Can we mix technologies — keep 125 kHz in low-security areas and migrate only high-security areas? Yes — a tiered migration is reasonable. Prioritize encrypted credentials for pharmacy, controlled substance storage, server rooms, infant care areas, and other high-security locations. Staff already issued for high-security areas can be issued encrypted credentials that continue to work at lower-security doors if multi-technology readers are installed. Complete the campus migration over time rather than leaving low-security areas on legacy technology indefinitely.

What is the difference between card-based and cloud-based credential management? Card-based management stores the credential data on the card itself; the reader makes the access decision without a server query. Cloud-based management stores credential data in a cloud system; the reader queries the cloud for each access decision. Card-based is more resilient to network outages but less flexible for real-time credential updates. Cloud-based allows instant deactivation from anywhere but requires reliable network connectivity. Most healthcare deployments use card-based or hybrid approaches.

Do encrypted smart cards prevent all credential fraud? Encrypted smart cards prevent the simple cloning attacks that compromise 125 kHz cards. However, no credential technology eliminates all social engineering risks (e.g., a staff member sharing their card with a non-credentialed individual). Physical credential security policies — requiring badges to be worn, prohibiting sharing, reporting lost credentials immediately — must complement the technical credential security.

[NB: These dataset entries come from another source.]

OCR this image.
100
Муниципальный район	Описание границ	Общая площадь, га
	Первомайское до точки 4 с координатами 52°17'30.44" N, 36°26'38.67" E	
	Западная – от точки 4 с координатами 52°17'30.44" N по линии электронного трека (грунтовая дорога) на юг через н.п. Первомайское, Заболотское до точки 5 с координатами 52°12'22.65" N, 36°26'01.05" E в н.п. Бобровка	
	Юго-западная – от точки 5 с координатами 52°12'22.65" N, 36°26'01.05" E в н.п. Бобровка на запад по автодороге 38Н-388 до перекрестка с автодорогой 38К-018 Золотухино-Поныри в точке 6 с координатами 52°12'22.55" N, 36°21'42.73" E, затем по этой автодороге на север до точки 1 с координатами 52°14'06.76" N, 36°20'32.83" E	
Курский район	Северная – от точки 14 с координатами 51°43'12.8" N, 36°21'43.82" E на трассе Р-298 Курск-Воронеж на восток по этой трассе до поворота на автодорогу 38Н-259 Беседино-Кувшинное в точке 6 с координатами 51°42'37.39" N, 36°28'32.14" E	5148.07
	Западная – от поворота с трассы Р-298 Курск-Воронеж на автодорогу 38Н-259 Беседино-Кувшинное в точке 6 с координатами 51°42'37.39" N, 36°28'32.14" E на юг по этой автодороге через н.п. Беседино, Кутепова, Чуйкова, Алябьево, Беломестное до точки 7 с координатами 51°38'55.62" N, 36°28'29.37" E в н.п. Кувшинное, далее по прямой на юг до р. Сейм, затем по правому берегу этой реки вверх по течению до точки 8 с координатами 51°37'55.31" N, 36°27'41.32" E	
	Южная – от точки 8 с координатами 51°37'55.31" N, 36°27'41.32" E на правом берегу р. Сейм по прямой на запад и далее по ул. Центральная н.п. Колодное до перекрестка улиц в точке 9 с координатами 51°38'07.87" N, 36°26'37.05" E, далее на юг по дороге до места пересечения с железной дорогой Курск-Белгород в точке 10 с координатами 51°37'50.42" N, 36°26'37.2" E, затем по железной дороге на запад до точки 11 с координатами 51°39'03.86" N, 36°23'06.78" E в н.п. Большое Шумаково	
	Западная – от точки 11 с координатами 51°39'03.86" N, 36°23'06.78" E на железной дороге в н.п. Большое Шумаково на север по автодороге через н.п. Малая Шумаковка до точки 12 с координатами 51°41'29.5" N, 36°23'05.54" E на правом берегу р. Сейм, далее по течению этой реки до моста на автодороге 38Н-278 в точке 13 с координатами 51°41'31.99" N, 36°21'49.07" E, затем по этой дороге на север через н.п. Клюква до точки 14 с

Is mobile credential technology ready for healthcare environments with infection control concerns? Yes — touchless BLE mobile credentials allow hands-free access that is actually better from an infection control perspective than both traditional card (touch required) and smartphone-tap credentials. Modern BLE readers activate when the credentialed phone is within a configured proximity (1–3 feet), allowing access without any device handling.